Andrea Sempio continua a dirsi innocente. Eppure, stando a chi ha lavorato alle nuove indagini sull'omicidio di Chiara Poggi, ci sarebbero diversi elementi che farebbero pensare al contrario. "Con quel Dna abbiamo fatto riaprire l'indagine ma sapevo che con quel Dna non si sarebbe messo in galera nessuno perché è parziale e ha tutti i limiti che la genetista Denise Albani ha poi sottolineato nella sua perizia.
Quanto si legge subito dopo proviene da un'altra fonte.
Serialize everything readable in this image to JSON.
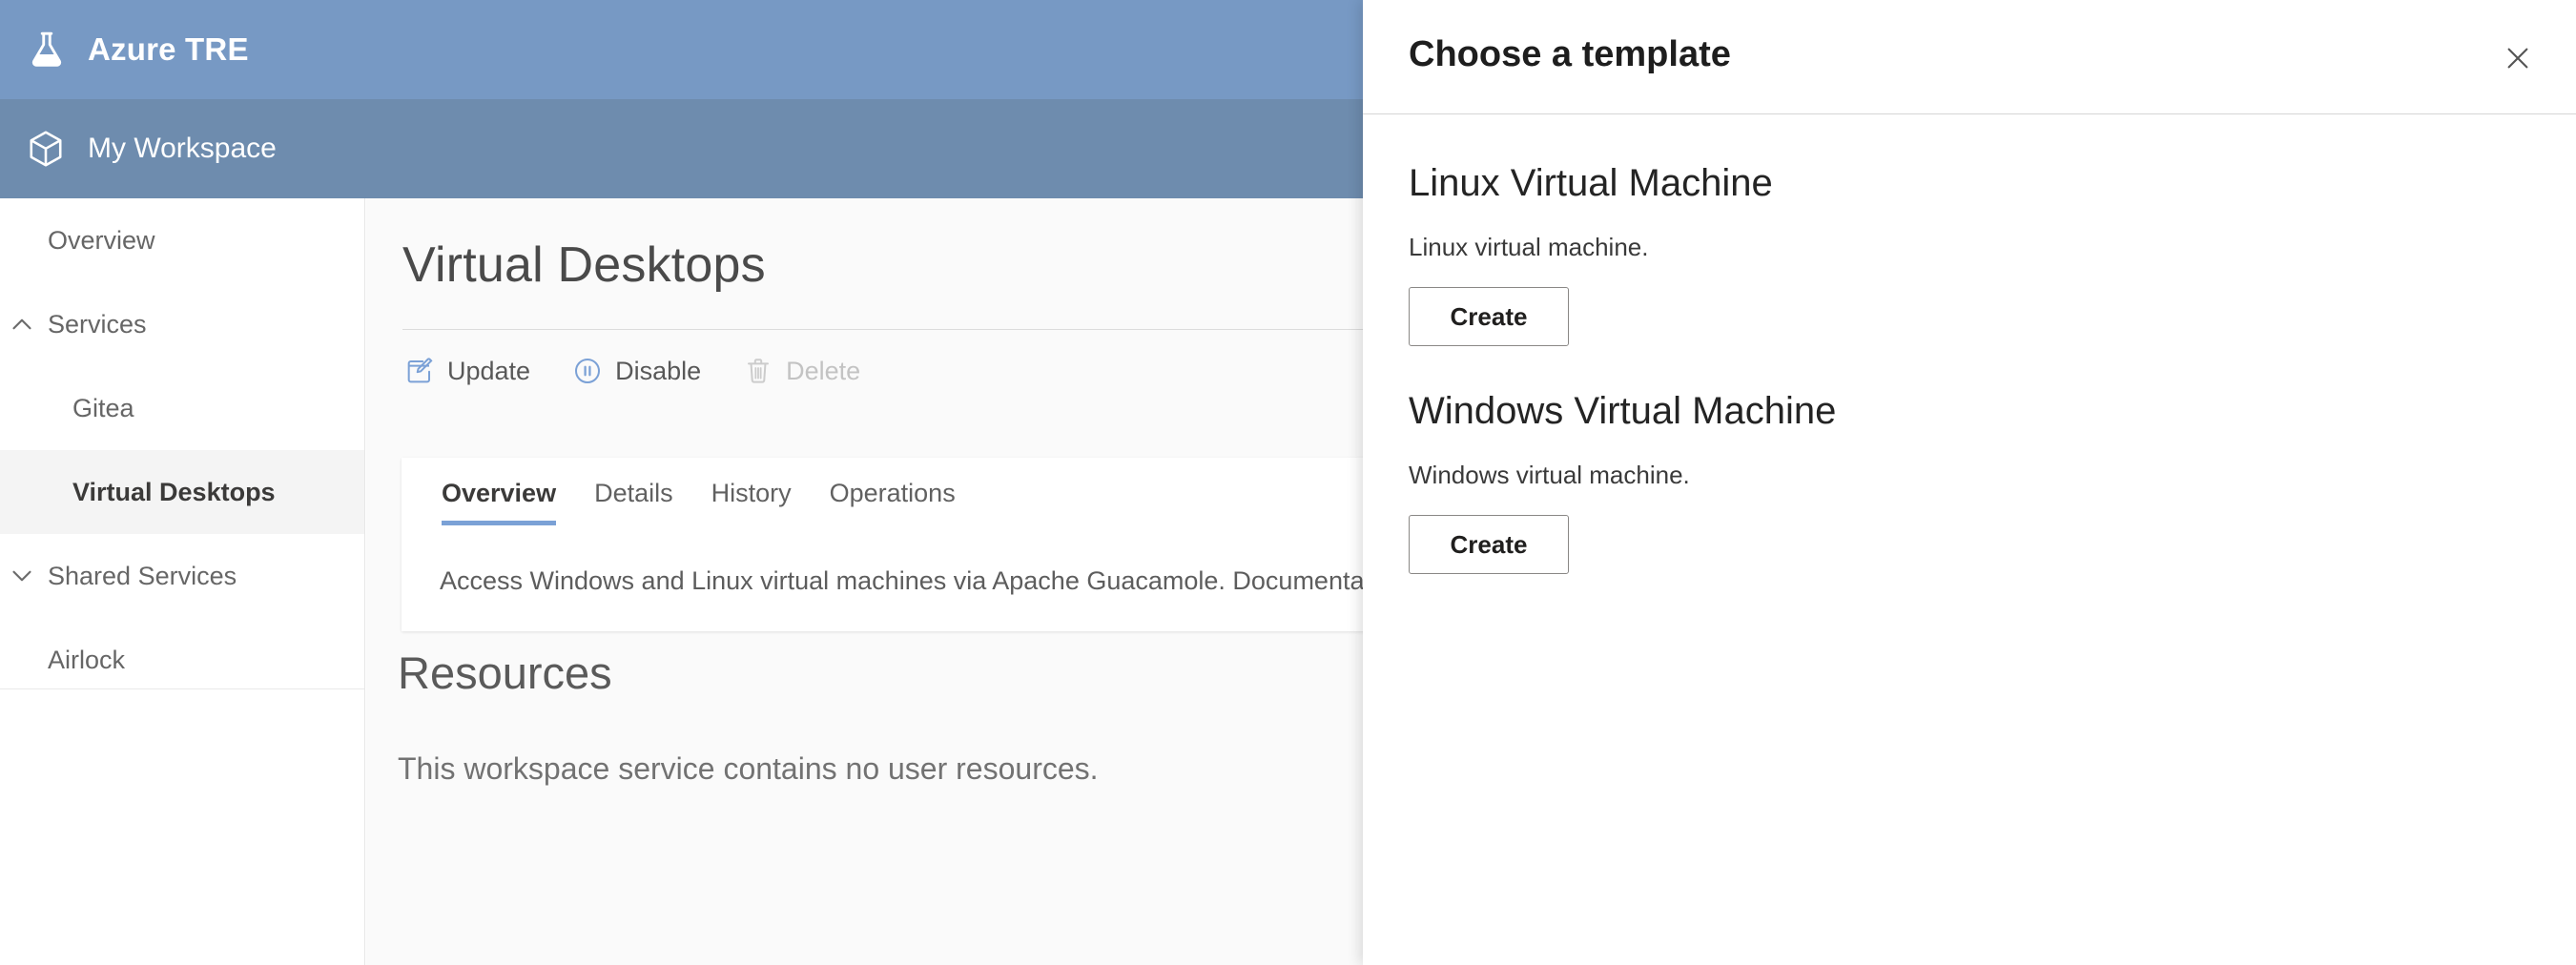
{
  "brand": {
    "title": "Azure TRE",
    "logo_icon": "flask-icon"
  },
  "workspace": {
    "title": "My Workspace",
    "icon": "cube-icon"
  },
  "sidebar": {
    "items": [
      {
        "label": "Overview",
        "level": 1,
        "chevron": "",
        "active": false
      },
      {
        "label": "Services",
        "level": 1,
        "chevron": "chevron-up-icon",
        "active": false
      },
      {
        "label": "Gitea",
        "level": 2,
        "chevron": "",
        "active": false
      },
      {
        "label": "Virtual Desktops",
        "level": 2,
        "chevron": "",
        "active": true
      },
      {
        "label": "Shared Services",
        "level": 1,
        "chevron": "chevron-down-icon",
        "active": false
      },
      {
        "label": "Airlock",
        "level": 1,
        "chevron": "",
        "active": false
      }
    ]
  },
  "main": {
    "page_title": "Virtual Desktops",
    "commands": [
      {
        "label": "Update",
        "icon": "edit-icon",
        "disabled": false
      },
      {
        "label": "Disable",
        "icon": "pause-circle-icon",
        "disabled": false
      },
      {
        "label": "Delete",
        "icon": "trash-icon",
        "disabled": true
      }
    ],
    "tabs": [
      {
        "label": "Overview",
        "active": true
      },
      {
        "label": "Details",
        "active": false
      },
      {
        "label": "History",
        "active": false
      },
      {
        "label": "Operations",
        "active": false
      }
    ],
    "description_text": "Access Windows and Linux virtual machines via Apache Guacamole. Documentation: ",
    "description_link": "guacamole.html",
    "resources_title": "Resources",
    "resources_empty": "This workspace service contains no user resources."
  },
  "panel": {
    "title": "Choose a template",
    "close_icon": "close-icon",
    "templates": [
      {
        "name": "Linux Virtual Machine",
        "description": "Linux virtual machine.",
        "create_label": "Create"
      },
      {
        "name": "Windows Virtual Machine",
        "description": "Windows virtual machine.",
        "create_label": "Create"
      }
    ]
  },
  "colors": {
    "brand_bar": "#7799c4",
    "workspace_bar": "#6e8cae",
    "accent": "#7ba1d6",
    "link": "#5b5bd6",
    "icon_blue": "#7ba1d6"
  }
}
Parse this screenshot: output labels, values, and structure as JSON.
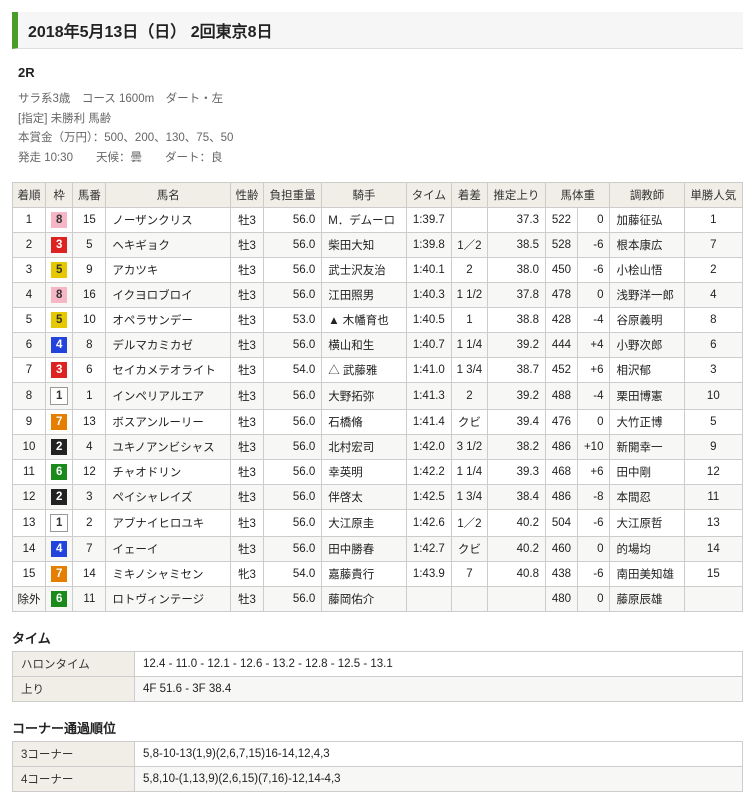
{
  "header": {
    "title": "2018年5月13日（日） 2回東京8日"
  },
  "race": {
    "number_label": "2R",
    "line1": "サラ系3歳　コース 1600m　ダート・左",
    "line2": "[指定] 未勝利 馬齢",
    "line3": "本賞金（万円）：500、200、130、75、50",
    "line4": "発走 10:30　　天候：曇　　ダート：良"
  },
  "columns": {
    "rank": "着順",
    "waku": "枠",
    "uma": "馬番",
    "name": "馬名",
    "sexage": "性齢",
    "weight": "負担重量",
    "jockey": "騎手",
    "time": "タイム",
    "margin": "着差",
    "agari": "推定上り",
    "bweight": "馬体重",
    "trainer": "調教師",
    "pop": "単勝人気"
  },
  "results": [
    {
      "rank": "1",
      "waku": 8,
      "uma": "15",
      "name": "ノーザンクリス",
      "sexage": "牡3",
      "weight": "56.0",
      "mark": "",
      "jockey": "M．デムーロ",
      "time": "1:39.7",
      "margin": "",
      "agari": "37.3",
      "bw": "522",
      "bd": "0",
      "trainer": "加藤征弘",
      "pop": "1"
    },
    {
      "rank": "2",
      "waku": 3,
      "uma": "5",
      "name": "ヘキギョク",
      "sexage": "牡3",
      "weight": "56.0",
      "mark": "",
      "jockey": "柴田大知",
      "time": "1:39.8",
      "margin": "1／2",
      "agari": "38.5",
      "bw": "528",
      "bd": "-6",
      "trainer": "根本康広",
      "pop": "7"
    },
    {
      "rank": "3",
      "waku": 5,
      "uma": "9",
      "name": "アカツキ",
      "sexage": "牡3",
      "weight": "56.0",
      "mark": "",
      "jockey": "武士沢友治",
      "time": "1:40.1",
      "margin": "2",
      "agari": "38.0",
      "bw": "450",
      "bd": "-6",
      "trainer": "小桧山悟",
      "pop": "2"
    },
    {
      "rank": "4",
      "waku": 8,
      "uma": "16",
      "name": "イクヨロブロイ",
      "sexage": "牡3",
      "weight": "56.0",
      "mark": "",
      "jockey": "江田照男",
      "time": "1:40.3",
      "margin": "1 1/2",
      "agari": "37.8",
      "bw": "478",
      "bd": "0",
      "trainer": "浅野洋一郎",
      "pop": "4"
    },
    {
      "rank": "5",
      "waku": 5,
      "uma": "10",
      "name": "オペラサンデー",
      "sexage": "牡3",
      "weight": "53.0",
      "mark": "▲",
      "jockey": "木幡育也",
      "time": "1:40.5",
      "margin": "1",
      "agari": "38.8",
      "bw": "428",
      "bd": "-4",
      "trainer": "谷原義明",
      "pop": "8"
    },
    {
      "rank": "6",
      "waku": 4,
      "uma": "8",
      "name": "デルマカミカゼ",
      "sexage": "牡3",
      "weight": "56.0",
      "mark": "",
      "jockey": "横山和生",
      "time": "1:40.7",
      "margin": "1 1/4",
      "agari": "39.2",
      "bw": "444",
      "bd": "+4",
      "trainer": "小野次郎",
      "pop": "6"
    },
    {
      "rank": "7",
      "waku": 3,
      "uma": "6",
      "name": "セイカメテオライト",
      "sexage": "牡3",
      "weight": "54.0",
      "mark": "△",
      "jockey": "武藤雅",
      "time": "1:41.0",
      "margin": "1 3/4",
      "agari": "38.7",
      "bw": "452",
      "bd": "+6",
      "trainer": "相沢郁",
      "pop": "3"
    },
    {
      "rank": "8",
      "waku": 1,
      "uma": "1",
      "name": "インペリアルエア",
      "sexage": "牡3",
      "weight": "56.0",
      "mark": "",
      "jockey": "大野拓弥",
      "time": "1:41.3",
      "margin": "2",
      "agari": "39.2",
      "bw": "488",
      "bd": "-4",
      "trainer": "栗田博憲",
      "pop": "10"
    },
    {
      "rank": "9",
      "waku": 7,
      "uma": "13",
      "name": "ボスアンルーリー",
      "sexage": "牡3",
      "weight": "56.0",
      "mark": "",
      "jockey": "石橋脩",
      "time": "1:41.4",
      "margin": "クビ",
      "agari": "39.4",
      "bw": "476",
      "bd": "0",
      "trainer": "大竹正博",
      "pop": "5"
    },
    {
      "rank": "10",
      "waku": 2,
      "uma": "4",
      "name": "ユキノアンビシャス",
      "sexage": "牡3",
      "weight": "56.0",
      "mark": "",
      "jockey": "北村宏司",
      "time": "1:42.0",
      "margin": "3 1/2",
      "agari": "38.2",
      "bw": "486",
      "bd": "+10",
      "trainer": "新開幸一",
      "pop": "9"
    },
    {
      "rank": "11",
      "waku": 6,
      "uma": "12",
      "name": "チャオドリン",
      "sexage": "牡3",
      "weight": "56.0",
      "mark": "",
      "jockey": "幸英明",
      "time": "1:42.2",
      "margin": "1 1/4",
      "agari": "39.3",
      "bw": "468",
      "bd": "+6",
      "trainer": "田中剛",
      "pop": "12"
    },
    {
      "rank": "12",
      "waku": 2,
      "uma": "3",
      "name": "ペイシャレイズ",
      "sexage": "牡3",
      "weight": "56.0",
      "mark": "",
      "jockey": "伴啓太",
      "time": "1:42.5",
      "margin": "1 3/4",
      "agari": "38.4",
      "bw": "486",
      "bd": "-8",
      "trainer": "本間忍",
      "pop": "11"
    },
    {
      "rank": "13",
      "waku": 1,
      "uma": "2",
      "name": "アブナイヒロユキ",
      "sexage": "牡3",
      "weight": "56.0",
      "mark": "",
      "jockey": "大江原圭",
      "time": "1:42.6",
      "margin": "1／2",
      "agari": "40.2",
      "bw": "504",
      "bd": "-6",
      "trainer": "大江原哲",
      "pop": "13"
    },
    {
      "rank": "14",
      "waku": 4,
      "uma": "7",
      "name": "イェーイ",
      "sexage": "牡3",
      "weight": "56.0",
      "mark": "",
      "jockey": "田中勝春",
      "time": "1:42.7",
      "margin": "クビ",
      "agari": "40.2",
      "bw": "460",
      "bd": "0",
      "trainer": "的場均",
      "pop": "14"
    },
    {
      "rank": "15",
      "waku": 7,
      "uma": "14",
      "name": "ミキノシャミセン",
      "sexage": "牝3",
      "weight": "54.0",
      "mark": "",
      "jockey": "嘉藤貴行",
      "time": "1:43.9",
      "margin": "7",
      "agari": "40.8",
      "bw": "438",
      "bd": "-6",
      "trainer": "南田美知雄",
      "pop": "15"
    },
    {
      "rank": "除外",
      "waku": 6,
      "uma": "11",
      "name": "ロトヴィンテージ",
      "sexage": "牡3",
      "weight": "56.0",
      "mark": "",
      "jockey": "藤岡佑介",
      "time": "",
      "margin": "",
      "agari": "",
      "bw": "480",
      "bd": "0",
      "trainer": "藤原辰雄",
      "pop": ""
    }
  ],
  "time_section": {
    "title": "タイム",
    "rows": [
      {
        "k": "ハロンタイム",
        "v": "12.4 - 11.0 - 12.1 - 12.6 - 13.2 - 12.8 - 12.5 - 13.1"
      },
      {
        "k": "上り",
        "v": "4F 51.6 - 3F 38.4"
      }
    ]
  },
  "corner_section": {
    "title": "コーナー通過順位",
    "rows": [
      {
        "k": "3コーナー",
        "v": "5,8-10-13(1,9)(2,6,7,15)16-14,12,4,3"
      },
      {
        "k": "4コーナー",
        "v": "5,8,10-(1,13,9)(2,6,15)(7,16)-12,14-4,3"
      }
    ]
  }
}
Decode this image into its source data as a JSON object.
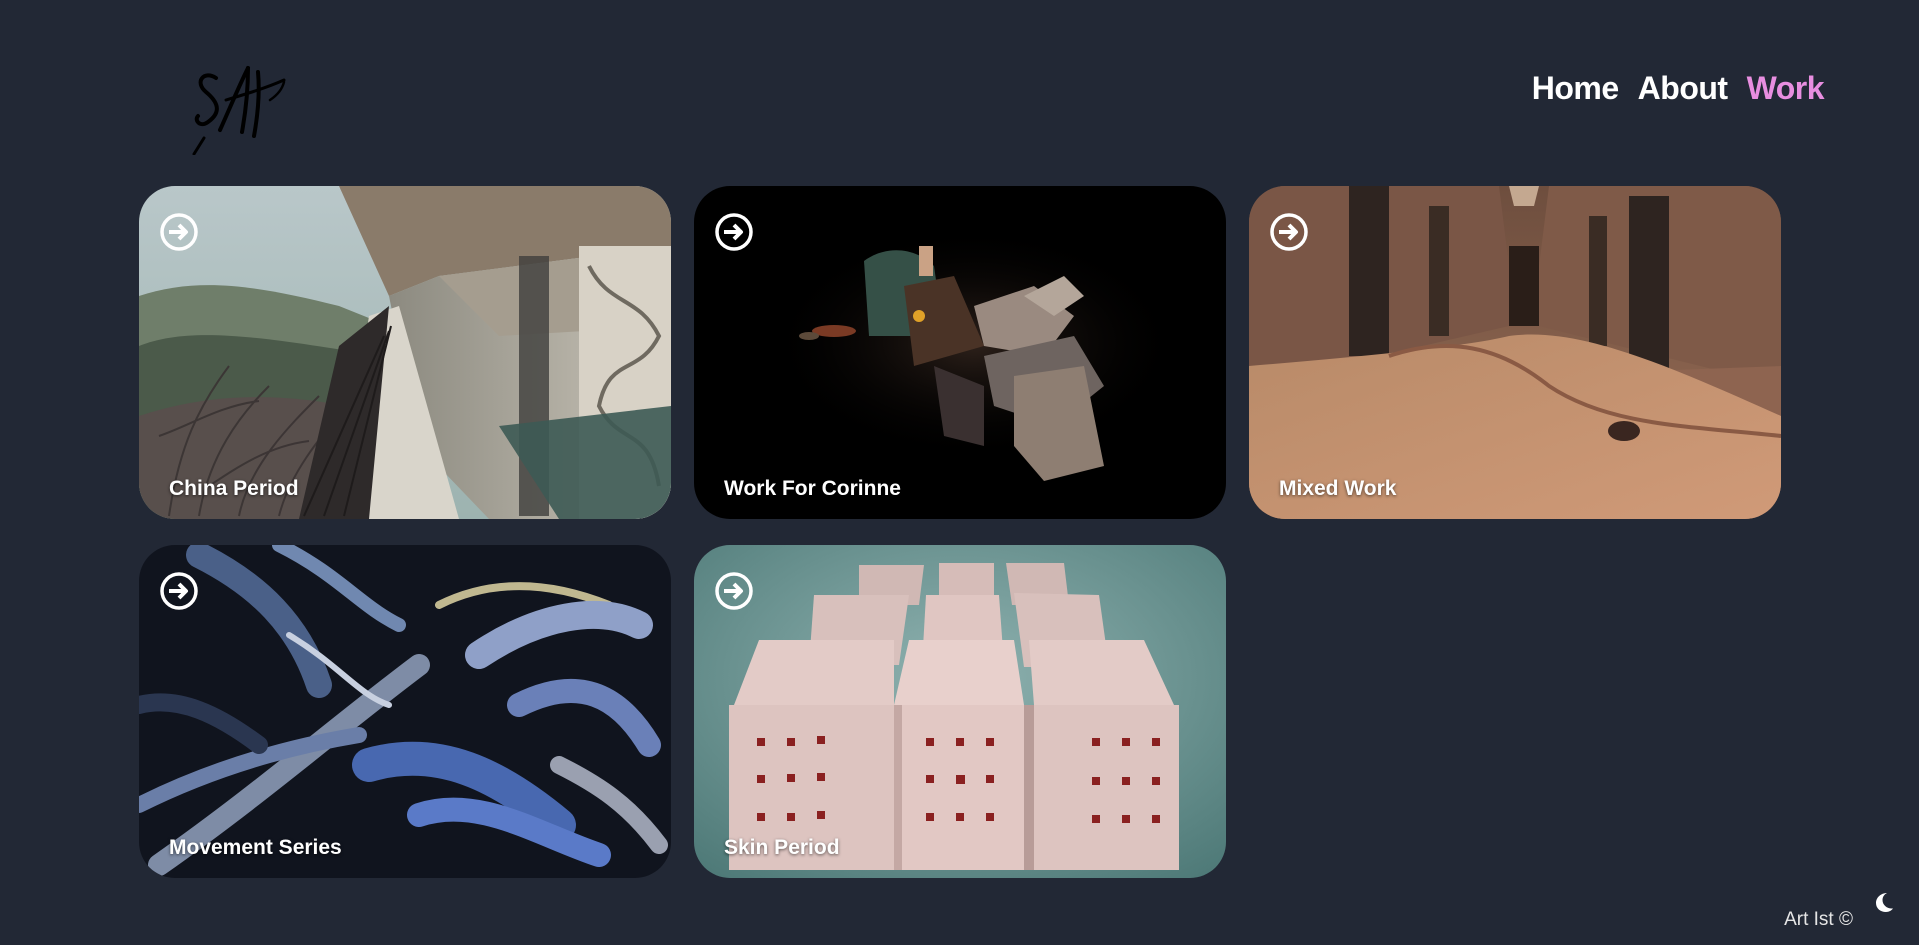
{
  "nav": {
    "items": [
      {
        "label": "Home",
        "active": false
      },
      {
        "label": "About",
        "active": false
      },
      {
        "label": "Work",
        "active": true
      }
    ]
  },
  "cards": [
    {
      "title": "China Period",
      "arrow_icon": "arrow-right-circle-icon"
    },
    {
      "title": "Work For Corinne",
      "arrow_icon": "arrow-right-circle-icon"
    },
    {
      "title": "Mixed Work",
      "arrow_icon": "arrow-right-circle-icon"
    },
    {
      "title": "Movement Series",
      "arrow_icon": "arrow-right-circle-icon"
    },
    {
      "title": "Skin Period",
      "arrow_icon": "arrow-right-circle-icon"
    }
  ],
  "footer": {
    "text": "Art Ist ©",
    "toggle_icon": "moon-icon"
  },
  "colors": {
    "background": "#222835",
    "accent": "#e88ee0",
    "text": "#ffffff"
  }
}
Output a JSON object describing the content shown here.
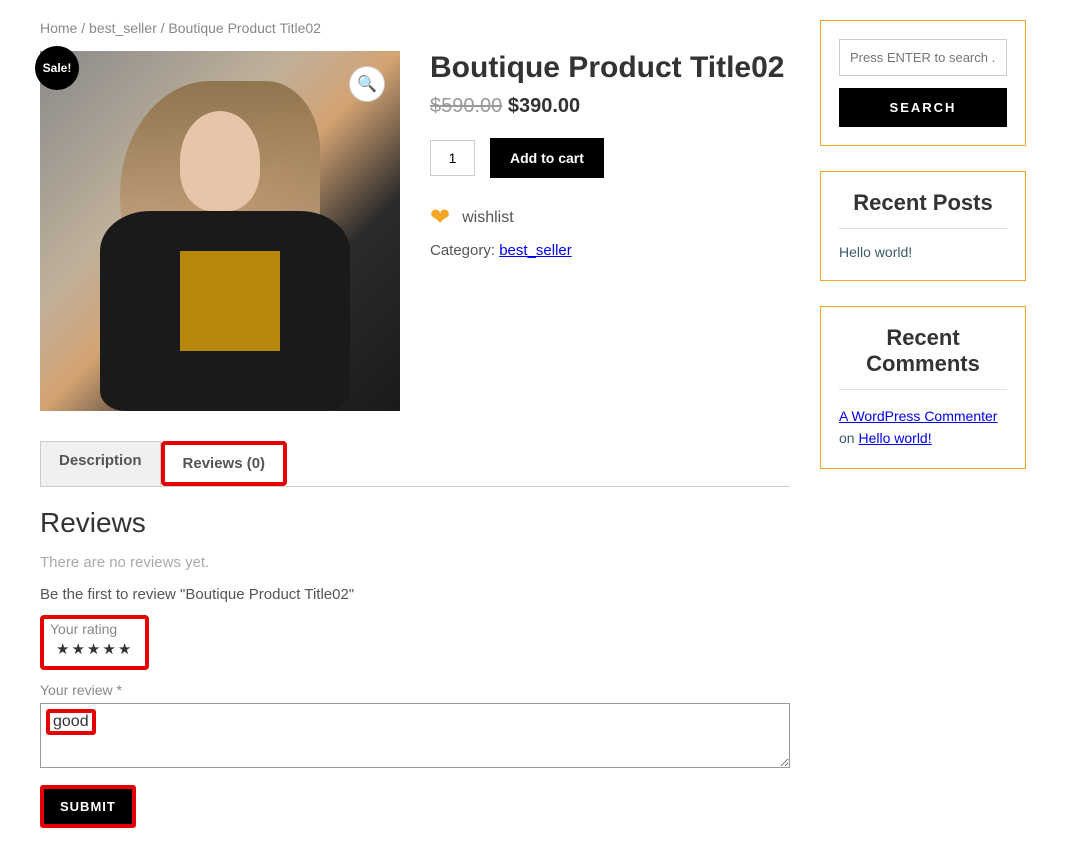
{
  "breadcrumb": {
    "home": "Home",
    "sep1": " / ",
    "cat": "best_seller",
    "sep2": " / ",
    "current": "Boutique Product Title02"
  },
  "product": {
    "sale_badge": "Sale!",
    "title": "Boutique Product Title02",
    "currency": "$",
    "old_price": "590.00",
    "new_price": "390.00",
    "qty_value": "1",
    "add_to_cart": "Add to cart",
    "wishlist": "wishlist",
    "category_label": "Category: ",
    "category": "best_seller"
  },
  "tabs": {
    "description": "Description",
    "reviews": "Reviews (0)"
  },
  "reviews": {
    "heading": "Reviews",
    "none": "There are no reviews yet.",
    "be_first": "Be the first to review \"Boutique Product Title02\"",
    "rating_label": "Your rating",
    "review_label": "Your review *",
    "review_text": "good",
    "submit": "SUBMIT"
  },
  "sidebar": {
    "search_placeholder": "Press ENTER to search .",
    "search_btn": "SEARCH",
    "recent_posts_title": "Recent Posts",
    "recent_post_1": "Hello world!",
    "recent_comments_title": "Recent Comments",
    "comment_author": "A WordPress Commenter",
    "comment_on": " on ",
    "comment_post": "Hello world!"
  }
}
Ora con la discovery e la conoscenza di tutte le carte vediamo un quadro investigativo molto ampio e anche inquietante in cui le prove tecniche hanno un ruolo rafforzativo". A parlare è il genetista Ugo Ricci.
Come riportato dall'Agi c'è anche lui all'origine dell'inchiesta sul delitto di Garlasco assieme all'esperto tedesco Lutz Roewer col quale ha firmato la consulenza della difesa di Alberto Stasi che ha individuato il dna compatibile col ramo paterno di Sempio sulle unghie di Chiara Poggi.
"Lui - dice Ricci su Roewer - è un luminare in pensione, massimo esperto di 'cromosoma y' nel mondo. L'ho contattato in modo anonimo, senza fare nessun riferimento al caso di Garlasco e non ho indicato i nomi di Alberto Stasi e Andrea Sempio qualificandoli solo come 'soggetto a' e 'soggetto b'. Lui voleva mandarmi il report molto dettagliato gratuitamente, poi gli è stato pagato 600 euro. Il fatto che non gli avessi accennato nulla sul caso dà ancora più forza alle sue conclusioni. Ora lo sa? Non lo so, si sta godendo serenamente la sua pensione".